I’m tempted to yank out my phone and call said god-on-high. I have a direct line to his cloud. The all-powerful, all-knowing, overprotective Zeus in the penthouse has made damn sure I have the digits all but tattooed on my brain, thanks to his hourly texts for the last three days. Creepy? Under normal circumstances, yes—but what’s been normal about Reece Richards’s arrival in my life? Everything about this, about him, is a flash storm from fate, sizzling through my atmosphere and frying all my circuits. Yeah, including the man’s texts.
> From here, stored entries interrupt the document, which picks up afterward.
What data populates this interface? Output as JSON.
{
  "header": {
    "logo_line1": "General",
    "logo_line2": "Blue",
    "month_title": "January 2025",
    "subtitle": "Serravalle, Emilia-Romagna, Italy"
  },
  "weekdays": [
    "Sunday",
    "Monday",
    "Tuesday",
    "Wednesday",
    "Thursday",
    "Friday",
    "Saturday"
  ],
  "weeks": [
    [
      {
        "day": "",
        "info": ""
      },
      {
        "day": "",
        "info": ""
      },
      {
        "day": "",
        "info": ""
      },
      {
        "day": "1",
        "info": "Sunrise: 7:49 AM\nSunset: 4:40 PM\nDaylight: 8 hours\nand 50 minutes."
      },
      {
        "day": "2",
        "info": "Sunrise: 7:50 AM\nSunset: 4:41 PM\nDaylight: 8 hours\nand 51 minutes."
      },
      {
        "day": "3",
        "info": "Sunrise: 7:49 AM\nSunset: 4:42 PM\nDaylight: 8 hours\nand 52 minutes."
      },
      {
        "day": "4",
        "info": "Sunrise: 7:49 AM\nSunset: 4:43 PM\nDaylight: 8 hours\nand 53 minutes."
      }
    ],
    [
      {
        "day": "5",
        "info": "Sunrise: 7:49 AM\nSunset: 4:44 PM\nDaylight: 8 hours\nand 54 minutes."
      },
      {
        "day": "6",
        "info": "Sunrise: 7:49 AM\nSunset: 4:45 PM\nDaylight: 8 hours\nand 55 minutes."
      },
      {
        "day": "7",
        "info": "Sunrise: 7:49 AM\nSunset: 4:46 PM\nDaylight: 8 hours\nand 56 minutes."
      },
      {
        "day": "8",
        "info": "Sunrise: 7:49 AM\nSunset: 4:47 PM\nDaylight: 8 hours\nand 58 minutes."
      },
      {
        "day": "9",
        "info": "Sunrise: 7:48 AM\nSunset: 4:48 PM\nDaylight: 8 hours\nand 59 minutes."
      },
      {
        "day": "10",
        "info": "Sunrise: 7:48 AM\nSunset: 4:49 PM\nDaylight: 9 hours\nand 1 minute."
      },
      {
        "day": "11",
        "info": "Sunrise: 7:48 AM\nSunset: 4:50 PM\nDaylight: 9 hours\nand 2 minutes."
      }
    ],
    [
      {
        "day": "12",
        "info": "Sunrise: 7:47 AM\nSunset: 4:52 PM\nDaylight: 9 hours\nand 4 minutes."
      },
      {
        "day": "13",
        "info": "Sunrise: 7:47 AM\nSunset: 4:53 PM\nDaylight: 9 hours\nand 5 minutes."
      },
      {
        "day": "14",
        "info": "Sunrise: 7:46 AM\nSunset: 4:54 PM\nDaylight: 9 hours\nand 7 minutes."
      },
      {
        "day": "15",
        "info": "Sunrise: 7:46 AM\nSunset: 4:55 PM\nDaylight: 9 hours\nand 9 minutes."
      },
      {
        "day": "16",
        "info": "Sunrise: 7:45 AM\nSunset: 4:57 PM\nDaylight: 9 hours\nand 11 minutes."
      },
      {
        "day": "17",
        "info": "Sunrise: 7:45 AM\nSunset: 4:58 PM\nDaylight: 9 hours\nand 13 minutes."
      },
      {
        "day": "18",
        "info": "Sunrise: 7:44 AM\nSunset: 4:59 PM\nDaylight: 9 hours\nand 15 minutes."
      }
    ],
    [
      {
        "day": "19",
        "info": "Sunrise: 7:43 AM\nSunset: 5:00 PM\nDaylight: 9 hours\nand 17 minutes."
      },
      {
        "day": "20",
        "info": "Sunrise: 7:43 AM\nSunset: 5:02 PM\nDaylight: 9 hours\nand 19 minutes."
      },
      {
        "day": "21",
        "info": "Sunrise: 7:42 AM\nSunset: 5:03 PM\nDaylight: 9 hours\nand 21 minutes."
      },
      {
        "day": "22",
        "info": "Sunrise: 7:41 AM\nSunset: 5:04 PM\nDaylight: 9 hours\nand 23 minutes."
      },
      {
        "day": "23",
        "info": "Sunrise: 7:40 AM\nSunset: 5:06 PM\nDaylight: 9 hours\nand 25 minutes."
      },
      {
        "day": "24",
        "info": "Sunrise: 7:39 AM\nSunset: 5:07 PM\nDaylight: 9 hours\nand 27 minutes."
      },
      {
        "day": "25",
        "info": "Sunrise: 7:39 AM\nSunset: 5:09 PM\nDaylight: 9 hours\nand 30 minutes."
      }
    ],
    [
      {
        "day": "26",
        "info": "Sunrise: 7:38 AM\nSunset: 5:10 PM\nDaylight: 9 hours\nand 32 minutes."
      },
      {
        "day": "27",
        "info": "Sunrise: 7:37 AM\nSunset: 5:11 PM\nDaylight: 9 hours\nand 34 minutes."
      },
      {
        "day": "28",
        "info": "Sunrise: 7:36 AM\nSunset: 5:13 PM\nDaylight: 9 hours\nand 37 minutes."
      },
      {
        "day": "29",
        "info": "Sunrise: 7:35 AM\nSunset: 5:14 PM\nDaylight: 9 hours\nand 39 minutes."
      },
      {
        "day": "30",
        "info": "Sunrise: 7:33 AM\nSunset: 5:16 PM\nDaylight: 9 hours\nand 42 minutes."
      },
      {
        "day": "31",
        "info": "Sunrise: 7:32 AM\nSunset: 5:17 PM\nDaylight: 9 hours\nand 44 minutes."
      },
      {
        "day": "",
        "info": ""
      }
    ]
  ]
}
Even the one vibrating the device in my palm right now—then quivering all the way up my arm, over my shoulder, and down my spine, gripping my whole torso in tendrils of heat I can no more ignore than my own breaths.
“Sorry,” I mutter, turning from Z. “Just let me get this.”
“Uh-huh.”
I ignore his knowing jibe while swiping at the phone with the zeal of an Austen heroine opening a secret love note. I was responsible as hell getting myself out of the man’s bed—not a decision my hormones let me forget during the solitary ride in the penthouse’s private elevator—so I’m due the indulgence of at least knowing I’m still in the man’s head. It’s not like the situation’s going to last. Nothing in the world of Reece Richards does, including models and actresses who spend the equivalent of my monthly salary on a single facial. Last year, the press didn’t know what to do with themselves when he spent—gasp—a whole six months with some power blonde from France, and I’m nowhere near her league. I have to be real about that. I’m just a diversion during the man’s quest for his next piece of sparkling arm candy.